UNESCO has announced the designation of 55 new Cities in total across seven artforms to join its Creative Cities Network, making for a total of 350 Creative Cities from over 100 countries worldwide.
Among these new Creative Cities, eleven have been designated in literature and join Norwich as UNESCO Creative Cities of Literature: Bremen (Germany); Buffalo (South Africa); Hobart (Australia); Iasi (Romania); Kozhikode (India); Kutaisi (Georgia); Okayama City (Japan); Rio de Janeiro (Brazil); Taif (Saudi Arabia); Tukums (Latvia) and Lyon (France).
There are now 53 designated Creative Cities of Literature from 39 countries across the globe.
The UNESCO Creative Cities of Literature extend a warm welcome to their new sibling Cities and look forward to collaborating to promote the power of literature for sustainable and inclusive societies.
John Kenyon, Executive Director, Iowa City UNESCO Creative City of Literature and Creative Cities of Literature Network Lead said:
‘The Cities of Literature have been working to diversify our network, and we are pleased to welcome so many cities from under-represented parts of the world. We are made stronger as we add new native languages, cultures, and perspectives to our family of cities, and look forward to working with the writers, editors, publishers, booksellers, librarians, and others in the literary sector of these new members.’
The UNESCO Creative Cities Network (UCCN) was created by UNESCO in 2004. It gathers Cities that have positioned culture and creativity as strategic enablers for the achievement of the 2030 Agenda for Sustainable Development. The Network recognises Cities from the seven creative fields of Craft and Folk Art, Design, Film, Gastronomy, Literature, Media Arts, and Music. Designated Creative Cities place creativity at the core of their development to enhance inclusivity, safety, and sustainability.

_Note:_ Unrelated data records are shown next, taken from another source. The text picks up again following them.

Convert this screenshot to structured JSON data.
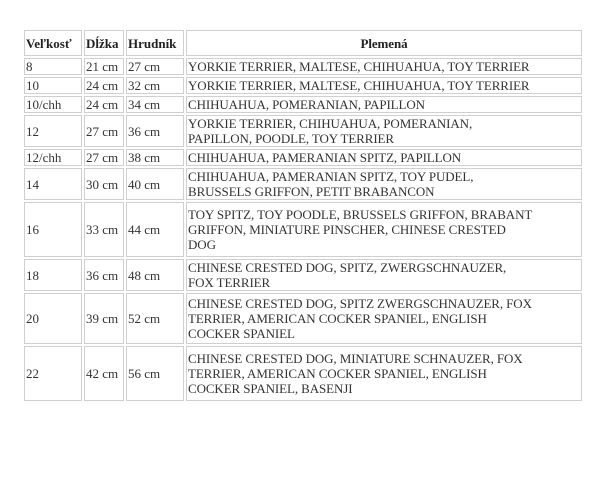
{
  "headers": [
    "Veľkosť",
    "Dĺžka",
    "Hrudník",
    "Plemená"
  ],
  "rows": [
    {
      "size": "8",
      "length": "21 cm",
      "chest": "27 cm",
      "breeds": [
        "YORKIE TERRIER, MALTESE, CHIHUAHUA, TOY TERRIER"
      ]
    },
    {
      "size": "10",
      "length": "24 cm",
      "chest": "32 cm",
      "breeds": [
        "YORKIE TERRIER, MALTESE, CHIHUAHUA, TOY TERRIER"
      ]
    },
    {
      "size": "10/chh",
      "length": "24 cm",
      "chest": "34 cm",
      "breeds": [
        "CHIHUAHUA, POMERANIAN, PAPILLON"
      ]
    },
    {
      "size": "12",
      "length": "27 cm",
      "chest": "36 cm",
      "breeds": [
        "YORKIE TERRIER, CHIHUAHUA, POMERANIAN,",
        "PAPILLON, POODLE, TOY TERRIER"
      ]
    },
    {
      "size": "12/chh",
      "length": "27 cm",
      "chest": "38 cm",
      "breeds": [
        "CHIHUAHUA, PAMERANIAN SPITZ, PAPILLON"
      ]
    },
    {
      "size": "14",
      "length": "30 cm",
      "chest": "40 cm",
      "breeds": [
        "CHIHUAHUA, PAMERANIAN SPITZ, TOY PUDEL,",
        "BRUSSELS GRIFFON, PETIT BRABANCON"
      ]
    },
    {
      "size": "16",
      "length": "33 cm",
      "chest": "44 cm",
      "breeds": [
        "TOY SPITZ, TOY POODLE, BRUSSELS GRIFFON, BRABANT",
        "GRIFFON, MINIATURE PINSCHER, CHINESE CRESTED",
        "DOG"
      ]
    },
    {
      "size": "18",
      "length": "36 cm",
      "chest": "48 cm",
      "breeds": [
        "CHINESE CRESTED DOG, SPITZ, ZWERGSCHNAUZER,",
        "FOX TERRIER"
      ]
    },
    {
      "size": "20",
      "length": "39 cm",
      "chest": "52 cm",
      "breeds": [
        "CHINESE CRESTED DOG, SPITZ ZWERGSCHNAUZER, FOX",
        "TERRIER, AMERICAN COCKER SPANIEL, ENGLISH",
        "COCKER SPANIEL"
      ]
    },
    {
      "size": "22",
      "length": "42 cm",
      "chest": "56 cm",
      "breeds": [
        "CHINESE CRESTED DOG, MINIATURE SCHNAUZER, FOX",
        "TERRIER, AMERICAN COCKER SPANIEL, ENGLISH",
        "COCKER SPANIEL, BASENJI"
      ]
    }
  ]
}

The Cities of Literature network has continued to grow and evolve since 2002, when Edinburgh worked with UNESCO to create the designation. In 2004, an Edinburgh delegation travelled to UNESCO’s Paris headquarters to present its submission. It was designated the same day, becoming the founding city of the Creative City Network and the world’s first UNESCO City of Literature.